This morning, my friend Edmil decides to declare it ‘#DisconnectTuesday’—as the name suggests, it’s the day he disconnects from the virtual world and immerses solely in the physical one. While I wouldn’t know how well this plan to disconnect went until his day ends and he comes back online, this declaration has left me wondering about the nature of how our age lives in a dynamic fusion of both the physical and the virtual; one that has connected us to so much more with the tradeoff of disconnecting us from many others, and leaves us with the luxury of choosing between the proportion of the two as we like.

I have written about the nature of the Internet (its speed, its influence and its function) and the dilemma between choosing to connect (or otherwise) numerous times but today’s will be about the things that appear to have gone to waste because of the choice we make to connect to our devices instead.

So, as part of my promise to myself to be writing more this holidays, my MacBook has become my travel buddy and today I am writing in Buona Vista MRT waiting for the arrival for my best friend from primary school, it is 1120AM on a Tuesday morning. The multilingual announcements about various reminders we have come to memorise by heart are on some kind of infinite loop and the people stream down from the escalators periodically; but strangely enough, while the flow of people is incessant and there’s definitely no lack of people in this common space (one of the most common in our everyday lives today), there is little interaction nor engagement—it’s as if everyone is living in their own, separate, invisible capsule, self-absorbed, somewhat self-sufficient and just co-existing in a common space out of convenience. When I look up and around, it seems I can categorise those who are “Connected” (to virtual space) into three levels: the first being the ones just on earpieces, the second are those completely drawn in by their phone screens and the third would be those who put both of the former together. Combine them all, they form one camp of people whom I shall call the Connected. And so ‘What about the minority that remains disconnected?’ you may ask—it’s exactly these people I speak for today and in this post, I discuss the Disconnected.

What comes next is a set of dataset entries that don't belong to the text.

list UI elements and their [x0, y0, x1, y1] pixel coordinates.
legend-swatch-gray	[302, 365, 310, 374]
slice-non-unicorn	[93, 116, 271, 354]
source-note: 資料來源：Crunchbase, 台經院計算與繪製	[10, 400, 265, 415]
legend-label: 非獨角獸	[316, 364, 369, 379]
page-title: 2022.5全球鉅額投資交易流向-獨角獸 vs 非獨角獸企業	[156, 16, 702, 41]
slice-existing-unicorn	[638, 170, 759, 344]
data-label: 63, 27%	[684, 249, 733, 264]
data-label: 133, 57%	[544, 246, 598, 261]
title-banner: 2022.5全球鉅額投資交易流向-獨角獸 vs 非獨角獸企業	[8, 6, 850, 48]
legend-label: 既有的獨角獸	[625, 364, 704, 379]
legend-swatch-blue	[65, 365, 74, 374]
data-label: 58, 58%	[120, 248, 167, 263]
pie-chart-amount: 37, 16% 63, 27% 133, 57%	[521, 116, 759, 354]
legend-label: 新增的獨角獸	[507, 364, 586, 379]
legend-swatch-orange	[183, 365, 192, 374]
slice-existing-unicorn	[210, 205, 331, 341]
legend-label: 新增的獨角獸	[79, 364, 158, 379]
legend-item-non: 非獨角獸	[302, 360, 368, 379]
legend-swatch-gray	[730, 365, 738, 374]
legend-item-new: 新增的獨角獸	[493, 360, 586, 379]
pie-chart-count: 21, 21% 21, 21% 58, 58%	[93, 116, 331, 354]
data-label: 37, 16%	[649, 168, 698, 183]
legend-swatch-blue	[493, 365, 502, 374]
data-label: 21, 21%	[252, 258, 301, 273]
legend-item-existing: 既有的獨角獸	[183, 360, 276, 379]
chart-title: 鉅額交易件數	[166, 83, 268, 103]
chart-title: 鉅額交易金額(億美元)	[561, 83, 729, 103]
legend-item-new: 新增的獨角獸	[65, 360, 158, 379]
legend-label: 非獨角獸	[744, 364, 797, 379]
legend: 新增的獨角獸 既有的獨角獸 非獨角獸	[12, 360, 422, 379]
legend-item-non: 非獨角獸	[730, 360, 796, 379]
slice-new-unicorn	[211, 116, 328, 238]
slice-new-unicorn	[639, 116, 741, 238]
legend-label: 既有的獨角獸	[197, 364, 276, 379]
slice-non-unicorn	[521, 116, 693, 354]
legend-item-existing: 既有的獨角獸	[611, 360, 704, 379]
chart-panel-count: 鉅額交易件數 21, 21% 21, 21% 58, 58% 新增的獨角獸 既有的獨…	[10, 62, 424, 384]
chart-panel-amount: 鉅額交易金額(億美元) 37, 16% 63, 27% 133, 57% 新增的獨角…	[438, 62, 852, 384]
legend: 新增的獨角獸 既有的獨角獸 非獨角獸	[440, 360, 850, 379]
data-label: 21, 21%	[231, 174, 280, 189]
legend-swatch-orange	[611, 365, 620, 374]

The Disconnected is left in limbo, left behind. It’s as if the Internet were a gargantuan high school party that everyone was a part of, and the disconnected– the uninvited. Or you can imagine the Internet as a form of paradise (that’s what the connected act as if it were), and the disconnected are left mortals deprived of its (perceived) magic. There is a queer feeling I get when I’m part of the disconnected—the temptation to join the connected is powerful for there is no tangible takeaway that you can gain from remaining amongst the disconnected and the choice of switching camps is just a breath away. It is effortless: reach into my pocket, turn off the airplane mode on my device and here I am. But I occasionally realize that those who are aware, and real, are often the disconnected. They can manage healthy conversations and engage effectively in physical interaction; they are good friends to have and often times, good company to be with. On the flipside, the connected can manage less than a couple of minutes of that. When the connected, isn’t connected, there is an inability to hold conversations, to maintain eye contact without feeling awkward and there is an uncomfortable feeling resultant of the physical reality.

At the start of this post I described the nature of today’s age to be one that was a dynamic fusion or virtual and physical—it is a luxury to have, this privilege to choose between which of the two experiences we want, or how we’d like for them to come together. Yet, the disconnected are the ones to enjoy this privilege as they comfortably transit between the platforms and it is the connected that have seemed to abuse this privilege and hence have lost the luxury of choice, as disconnection now leaves them like fish out of water.